During the childbearing years, a woman's body produces three distinct types of estrogen--estrone, estradiol and estriol.
As menopause approaches, the ovaries' production of estradiol decreases dramatically. In an attempt to restore hormonal balance, the body strives to add belly fat, which is a reliable producer of estrone. The more belly fat you have, the more estrone you produce. As your body fat composition increases, your lean muscle mass decreases and your metabolism slows. Your daily caloric requirements also decrease with age. It's no wonder the average woman gains 12 lbs. during menopause.
Progesterone is considered the body's "feel-good" hormone. An imbalance in the estrogen-to--progesterone ratio caused by hormonal birth control, exposure to endocrine-disrupting chemicals or estrone-producing belly fat can lead to symptoms of estrogen dominance. These include severe PMS, depression and, of course, weight gain. Estrogen dominance and obesity can also lead to an increased risk of breast cancer and heart disease.
Insulin is a hormone secreted by the pancreas that essentially tells the body to store ingested sugar as fat. A diet high in refined carbohydrates eventually leads to a syndrome of insulin resistance, which can be a precursor to diabetes. Insulin resistance also plays a role in Polycystic Ovary Syndrome (PCOS), a leading cause of infertility.
Michael Aziz, M.D., author of "The Perfect 10 Diet," notes that the low-fat diet touted by doctors for years for weight loss has led to overconsumption of refined carbs and a virtual epidemic of insulin resistance.
A key component to breaking the vicious cycle of hormonal imbalance is the low-glycemic index diet. Eat a diet high in protein. Consume healthy fats containing omega-3s such as nuts and monounsaturated oils. Choose whole-grain carbohydrates, which contain filling fiber, and also keep the digestive system functioning optimally. Keep your insulin levels balanced throughout the day by eating frequent, small meals and avoiding the appetite spikes that starches and refined sugars cause. As your belly fat melts away, you store less estrogen, and your weight loss accelerates.

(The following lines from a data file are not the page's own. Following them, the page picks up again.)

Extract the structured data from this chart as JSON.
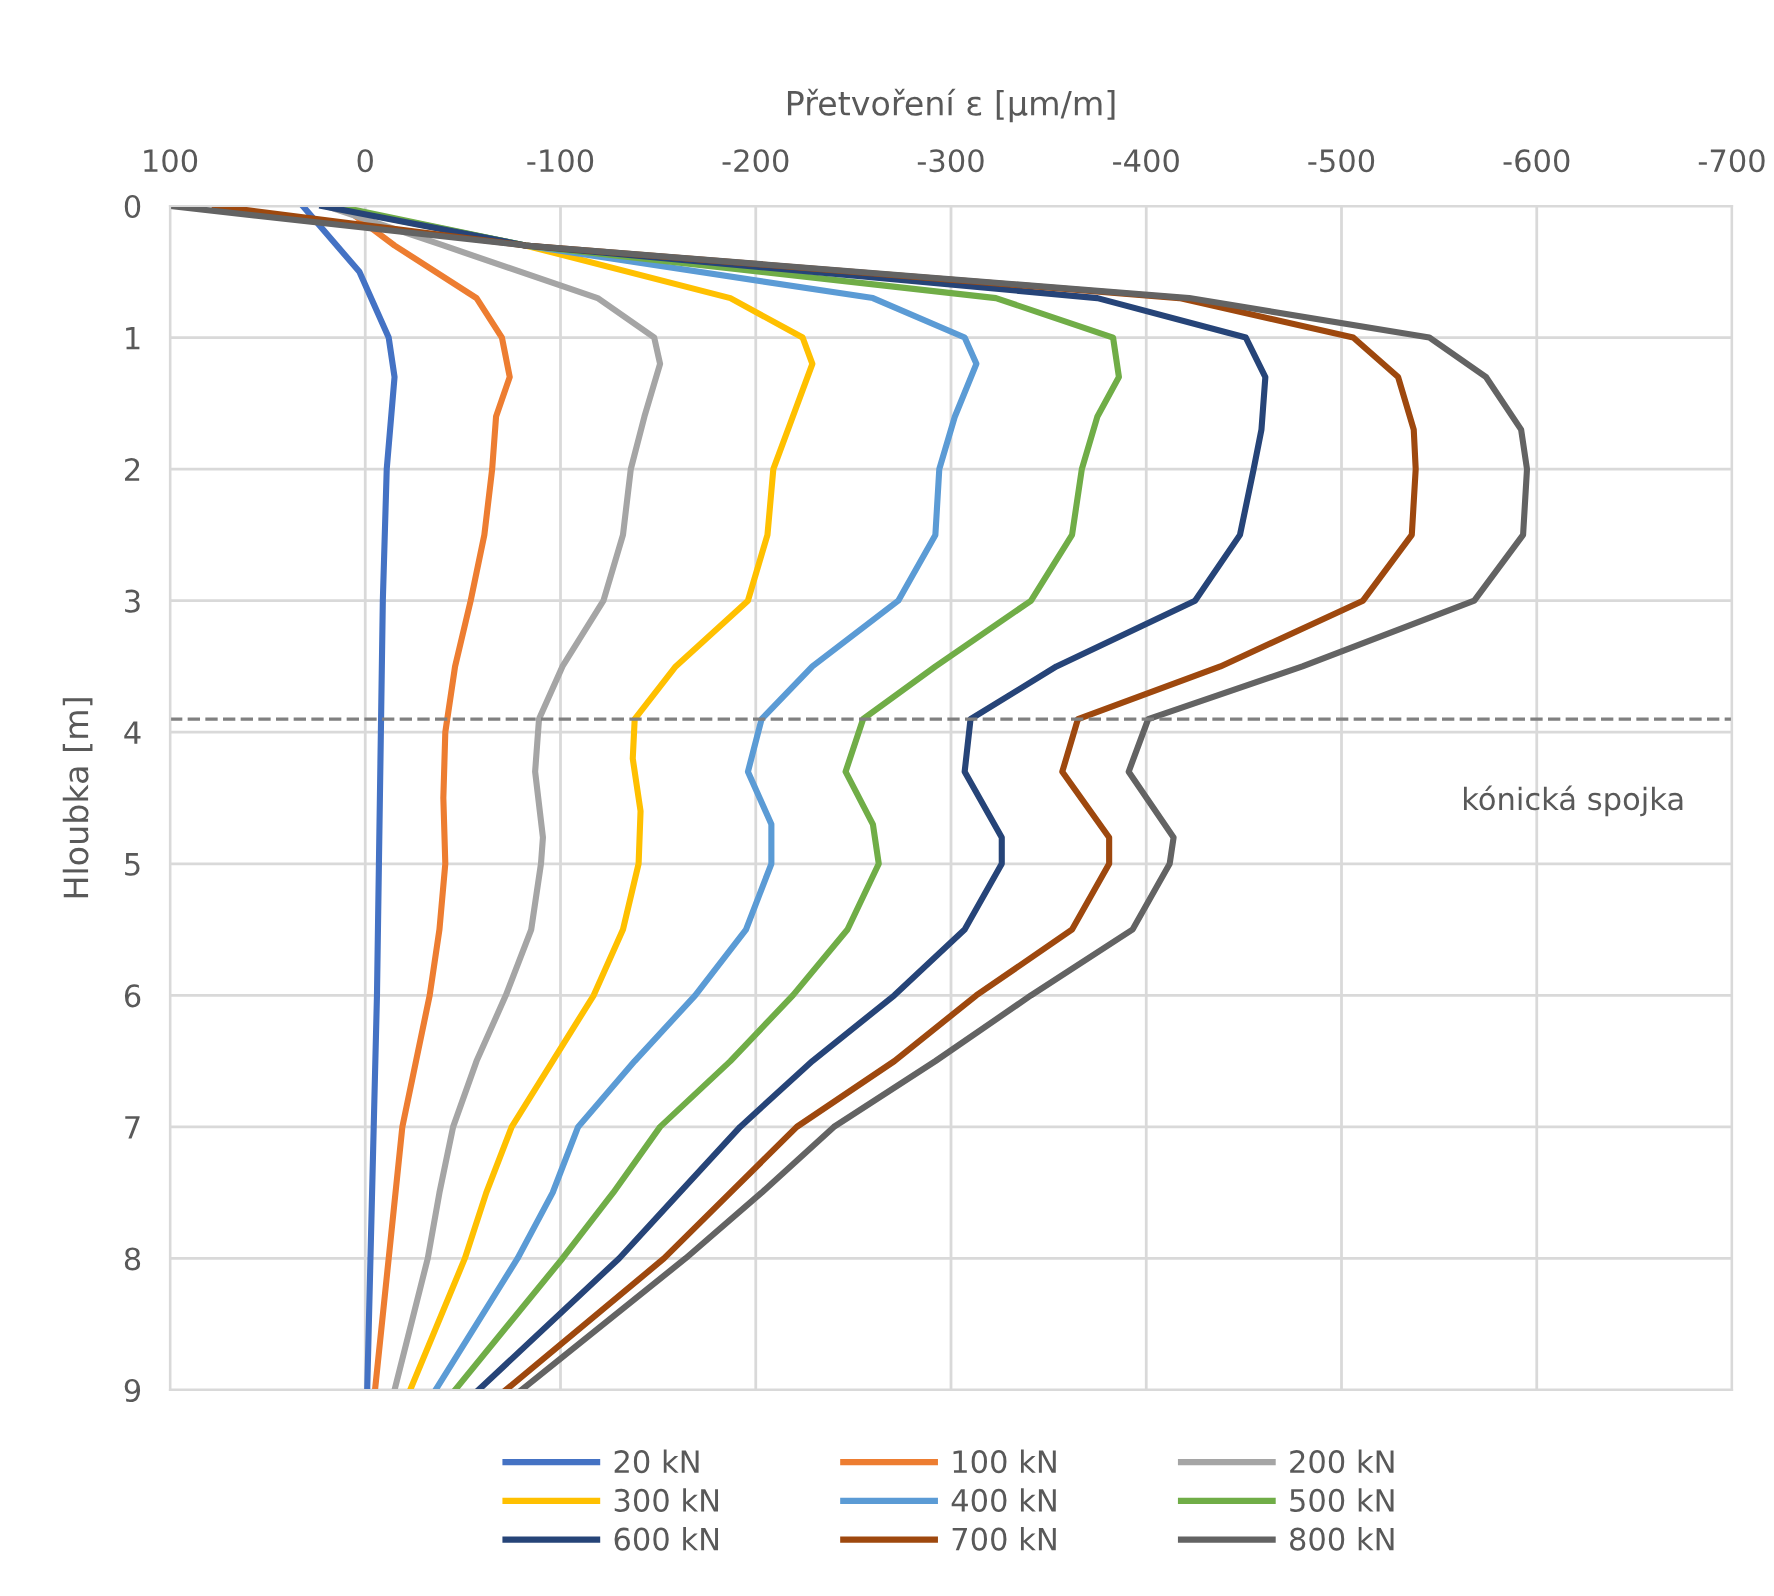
{
  "chart_data": {
    "type": "line",
    "xlabel": "Přetvoření ε [μm/m]",
    "ylabel": "Hloubka [m]",
    "xlim": [
      100,
      -700
    ],
    "xticks": [
      100,
      0,
      -100,
      -200,
      -300,
      -400,
      -500,
      -600,
      -700
    ],
    "ylim": [
      9,
      0
    ],
    "yticks": [
      0,
      1,
      2,
      3,
      4,
      5,
      6,
      7,
      8,
      9
    ],
    "grid": true,
    "legend": "bottom",
    "marker": "none",
    "line_style": "solid",
    "ref_lines": [
      {
        "axis": "y",
        "value": 3.9,
        "label": "kónická spojka",
        "color": "#808080",
        "line_style": "dashed"
      }
    ],
    "series": [
      {
        "name": "20 kN",
        "color": "#4472c4",
        "x": [
          32,
          3,
          -12,
          -15,
          -11,
          -9,
          -8,
          -7,
          -6,
          -1
        ],
        "values": [
          0,
          0.5,
          1.0,
          1.3,
          2,
          3,
          4,
          5,
          6,
          9
        ]
      },
      {
        "name": "100 kN",
        "color": "#ed7d31",
        "x": [
          12,
          -15,
          -57,
          -70,
          -74,
          -67,
          -65,
          -61,
          -54,
          -46,
          -41,
          -40,
          -41,
          -38,
          -33,
          -26,
          -19,
          -12,
          -5
        ],
        "values": [
          0,
          0.3,
          0.7,
          1.0,
          1.3,
          1.6,
          2,
          2.5,
          3,
          3.5,
          4,
          4.5,
          5,
          5.5,
          6,
          6.5,
          7,
          8,
          9
        ]
      },
      {
        "name": "200 kN",
        "color": "#a5a5a5",
        "x": [
          20,
          -40,
          -119,
          -148,
          -151,
          -143,
          -136,
          -132,
          -122,
          -101,
          -89,
          -87,
          -91,
          -90,
          -85,
          -72,
          -57,
          -45,
          -38,
          -32,
          -15
        ],
        "values": [
          0,
          0.3,
          0.7,
          1.0,
          1.2,
          1.6,
          2,
          2.5,
          3,
          3.5,
          3.9,
          4.3,
          4.8,
          5,
          5.5,
          6,
          6.5,
          7,
          7.5,
          8,
          9
        ]
      },
      {
        "name": "300 kN",
        "color": "#ffc000",
        "x": [
          20,
          -82,
          -187,
          -224,
          -229,
          -219,
          -209,
          -206,
          -196,
          -159,
          -138,
          -137,
          -141,
          -140,
          -132,
          -117,
          -96,
          -75,
          -62,
          -51,
          -23
        ],
        "values": [
          0,
          0.3,
          0.7,
          1.0,
          1.2,
          1.6,
          2,
          2.5,
          3,
          3.5,
          3.9,
          4.2,
          4.6,
          5,
          5.5,
          6,
          6.5,
          7,
          7.5,
          8,
          9
        ]
      },
      {
        "name": "400 kN",
        "color": "#5b9bd5",
        "x": [
          18,
          -82,
          -260,
          -307,
          -313,
          -302,
          -294,
          -292,
          -273,
          -229,
          -203,
          -196,
          -208,
          -208,
          -195,
          -169,
          -138,
          -109,
          -96,
          -78,
          -36
        ],
        "values": [
          0,
          0.3,
          0.7,
          1.0,
          1.2,
          1.6,
          2,
          2.5,
          3,
          3.5,
          3.9,
          4.3,
          4.7,
          5,
          5.5,
          6,
          6.5,
          7,
          7.5,
          8,
          9
        ]
      },
      {
        "name": "500 kN",
        "color": "#70ad47",
        "x": [
          15,
          -82,
          -323,
          -383,
          -386,
          -375,
          -367,
          -362,
          -341,
          -292,
          -255,
          -246,
          -260,
          -263,
          -247,
          -219,
          -187,
          -151,
          -127,
          -101,
          -46
        ],
        "values": [
          0,
          0.3,
          0.7,
          1.0,
          1.3,
          1.6,
          2,
          2.5,
          3,
          3.5,
          3.9,
          4.3,
          4.7,
          5,
          5.5,
          6,
          6.5,
          7,
          7.5,
          8,
          9
        ]
      },
      {
        "name": "600 kN",
        "color": "#264478",
        "x": [
          22,
          -82,
          -375,
          -451,
          -461,
          -459,
          -455,
          -448,
          -425,
          -354,
          -310,
          -307,
          -326,
          -326,
          -307,
          -271,
          -229,
          -192,
          -161,
          -130,
          -58
        ],
        "values": [
          0,
          0.3,
          0.7,
          1.0,
          1.3,
          1.7,
          2,
          2.5,
          3,
          3.5,
          3.9,
          4.3,
          4.8,
          5,
          5.5,
          6,
          6.5,
          7,
          7.5,
          8,
          9
        ]
      },
      {
        "name": "700 kN",
        "color": "#9e480e",
        "x": [
          77,
          -82,
          -417,
          -506,
          -529,
          -537,
          -538,
          -536,
          -511,
          -438,
          -365,
          -357,
          -381,
          -381,
          -362,
          -313,
          -271,
          -221,
          -187,
          -153,
          -72
        ],
        "values": [
          0,
          0.3,
          0.7,
          1.0,
          1.3,
          1.7,
          2,
          2.5,
          3,
          3.5,
          3.9,
          4.3,
          4.8,
          5,
          5.5,
          6,
          6.5,
          7,
          7.5,
          8,
          9
        ]
      },
      {
        "name": "800 kN",
        "color": "#636363",
        "x": [
          100,
          -82,
          -422,
          -545,
          -574,
          -592,
          -595,
          -593,
          -568,
          -480,
          -401,
          -391,
          -414,
          -412,
          -393,
          -341,
          -292,
          -240,
          -203,
          -164,
          -80
        ],
        "values": [
          0,
          0.3,
          0.7,
          1.0,
          1.3,
          1.7,
          2,
          2.5,
          3,
          3.5,
          3.9,
          4.3,
          4.8,
          5,
          5.5,
          6,
          6.5,
          7,
          7.5,
          8,
          9
        ]
      }
    ]
  }
}
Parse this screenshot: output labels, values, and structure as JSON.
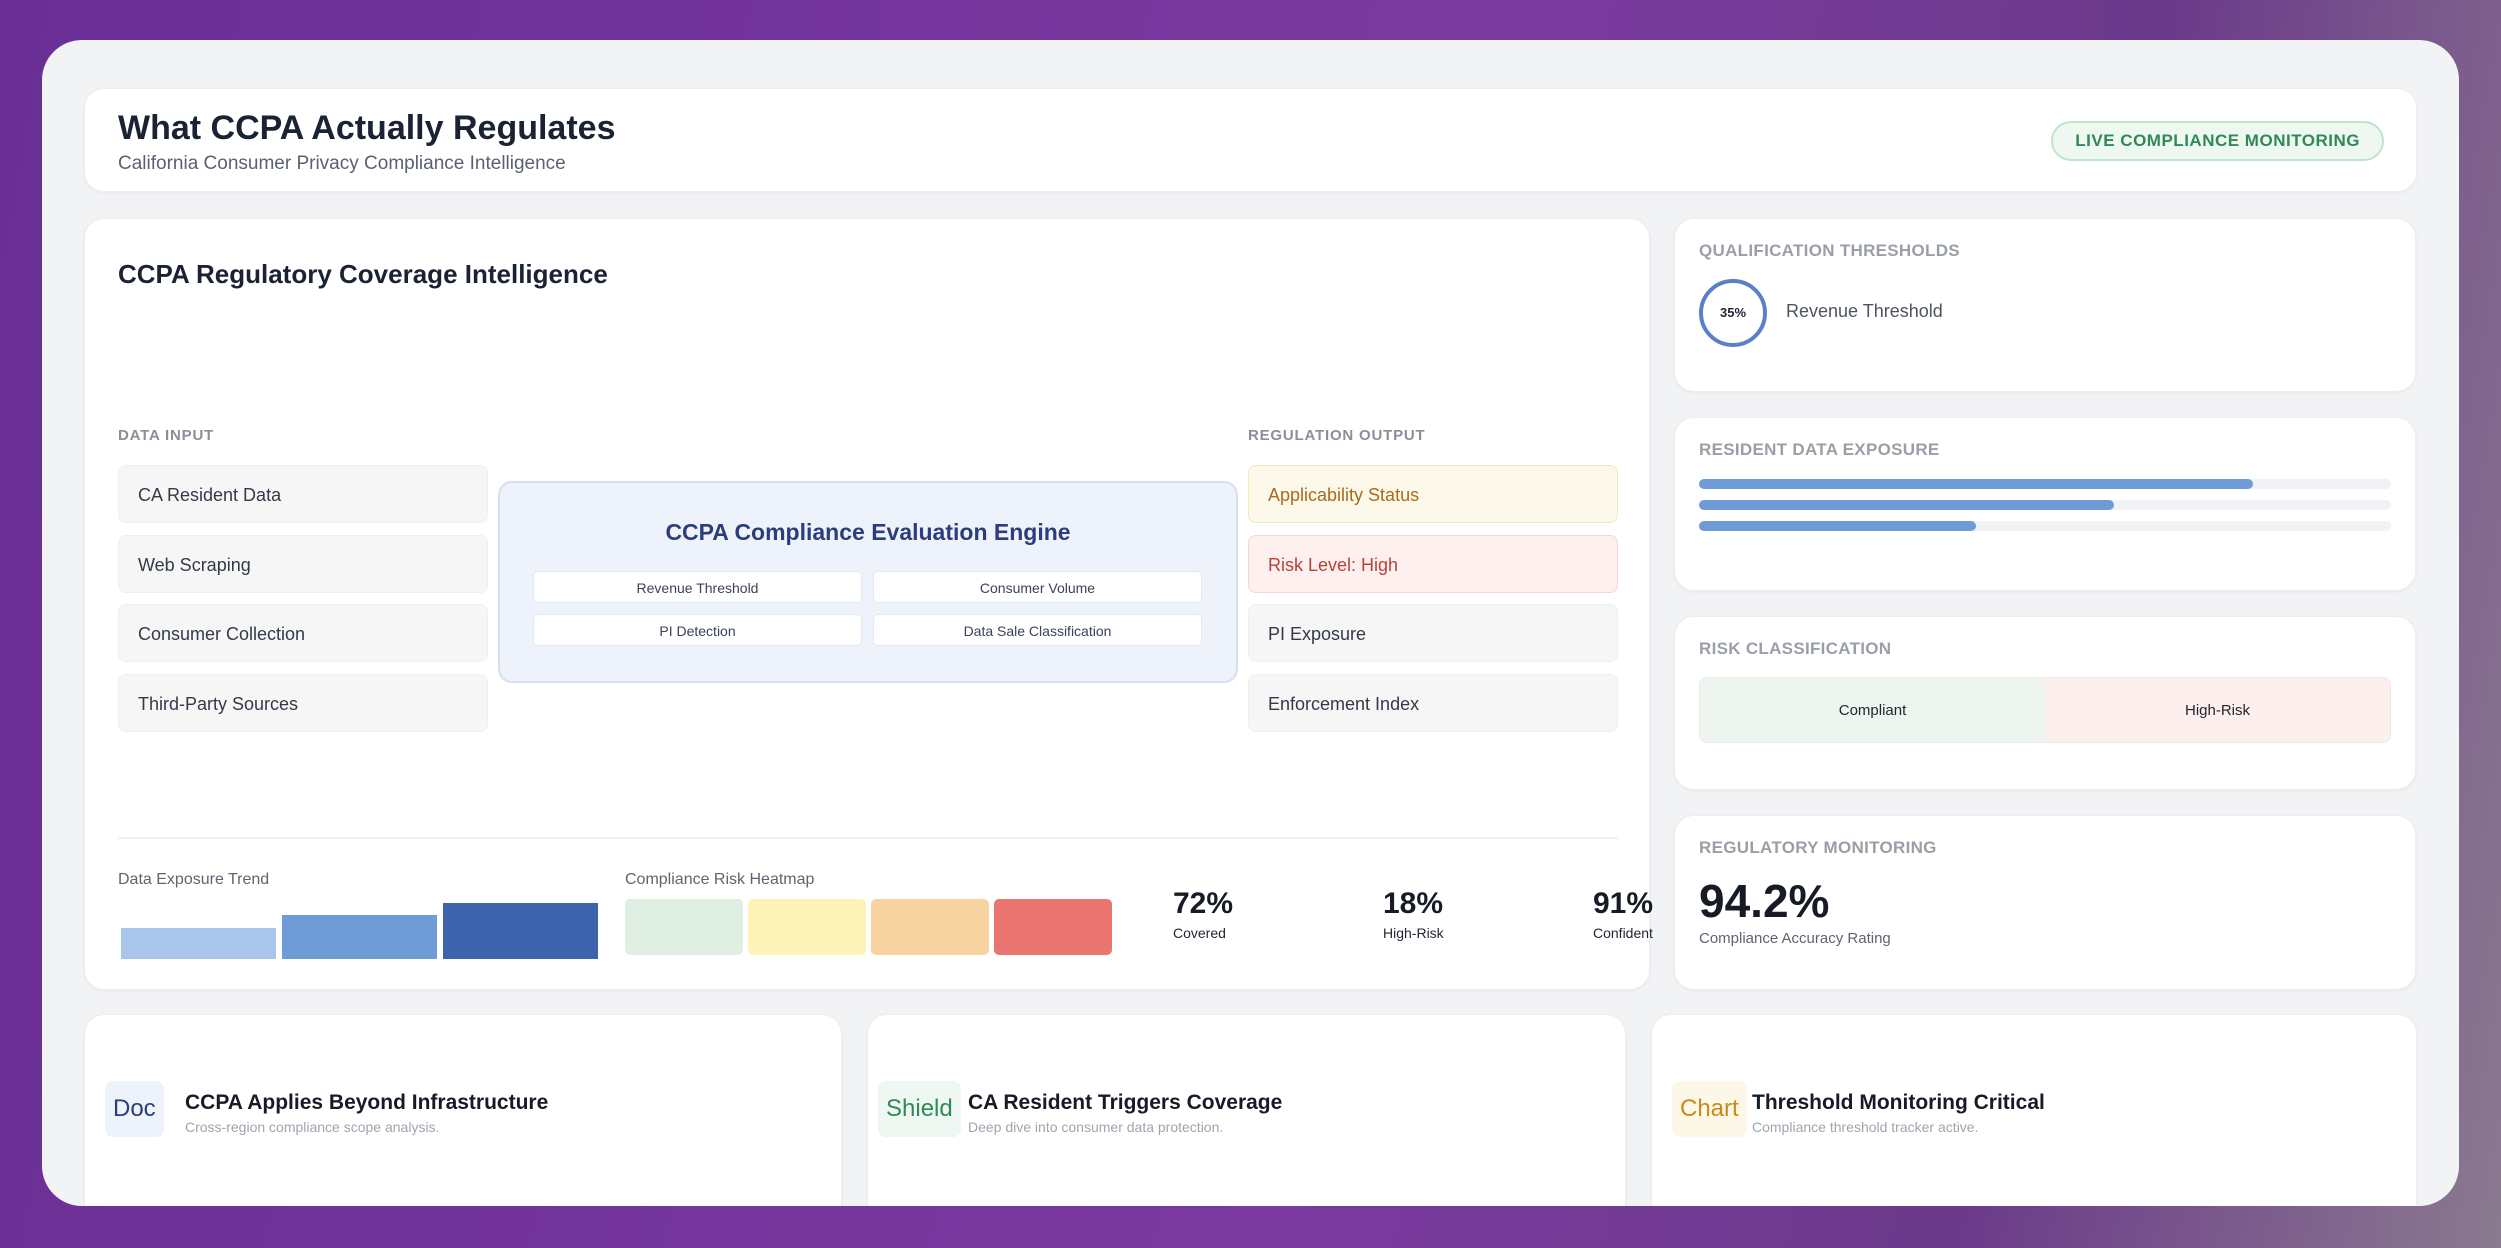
{
  "header": {
    "title": "What CCPA Actually Regulates",
    "subtitle": "California Consumer Privacy Compliance Intelligence",
    "badge": "LIVE COMPLIANCE MONITORING"
  },
  "main": {
    "title": "CCPA Regulatory Coverage Intelligence",
    "input_label": "DATA INPUT",
    "output_label": "REGULATION OUTPUT",
    "inputs": [
      "CA Resident Data",
      "Web Scraping",
      "Consumer Collection",
      "Third-Party Sources"
    ],
    "engine": {
      "title": "CCPA Compliance Evaluation Engine",
      "chips": [
        "Revenue Threshold",
        "Consumer Volume",
        "PI Detection",
        "Data Sale Classification"
      ]
    },
    "outputs": [
      "Applicability Status",
      "Risk Level: High",
      "PI Exposure",
      "Enforcement Index"
    ],
    "trend_label": "Data Exposure Trend",
    "trend_levels": [
      0.55,
      0.78,
      1.0
    ],
    "heatmap_label": "Compliance Risk Heatmap",
    "heatmap_colors": [
      "#dff0e2",
      "#fbf3b8",
      "#f8d3a2",
      "#ea7470"
    ],
    "stats": [
      {
        "value": "72%",
        "label": "Covered"
      },
      {
        "value": "18%",
        "label": "High-Risk"
      },
      {
        "value": "91%",
        "label": "Confident"
      }
    ]
  },
  "qualification": {
    "label": "QUALIFICATION THRESHOLDS",
    "ring_value": "35%",
    "ring_label": "Revenue Threshold"
  },
  "exposure": {
    "label": "RESIDENT DATA EXPOSURE",
    "levels": [
      0.8,
      0.6,
      0.4
    ]
  },
  "risk": {
    "label": "RISK CLASSIFICATION",
    "left": "Compliant",
    "right": "High-Risk"
  },
  "monitoring": {
    "label": "REGULATORY MONITORING",
    "value": "94.2%",
    "caption": "Compliance Accuracy Rating"
  },
  "bottom_cards": [
    {
      "icon": "Doc",
      "icon_name": "document-icon",
      "color": "#2b3d7c",
      "title": "CCPA Applies Beyond Infrastructure",
      "subtitle": "Cross-region compliance scope analysis."
    },
    {
      "icon": "Shield",
      "icon_name": "shield-icon",
      "color": "#2f8a55",
      "title": "CA Resident Triggers Coverage",
      "subtitle": "Deep dive into consumer data protection."
    },
    {
      "icon": "Chart",
      "icon_name": "chart-icon",
      "color": "#c98a16",
      "title": "Threshold Monitoring Critical",
      "subtitle": "Compliance threshold tracker active."
    }
  ]
}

Natural remedies such as chasteberry and black cohosh are generally considered safe and effective for regulating minor hormonal imbalances. Under a doctor's supervision, bioidentical hormone supplementation may also be considered.
Exercise is a key to any weight-loss program and is crucial to regulating insulin levels. Eat organic food when possible and try to minimize contact with endocrine-disrupting chemicals in substances from cosmetics to plastics.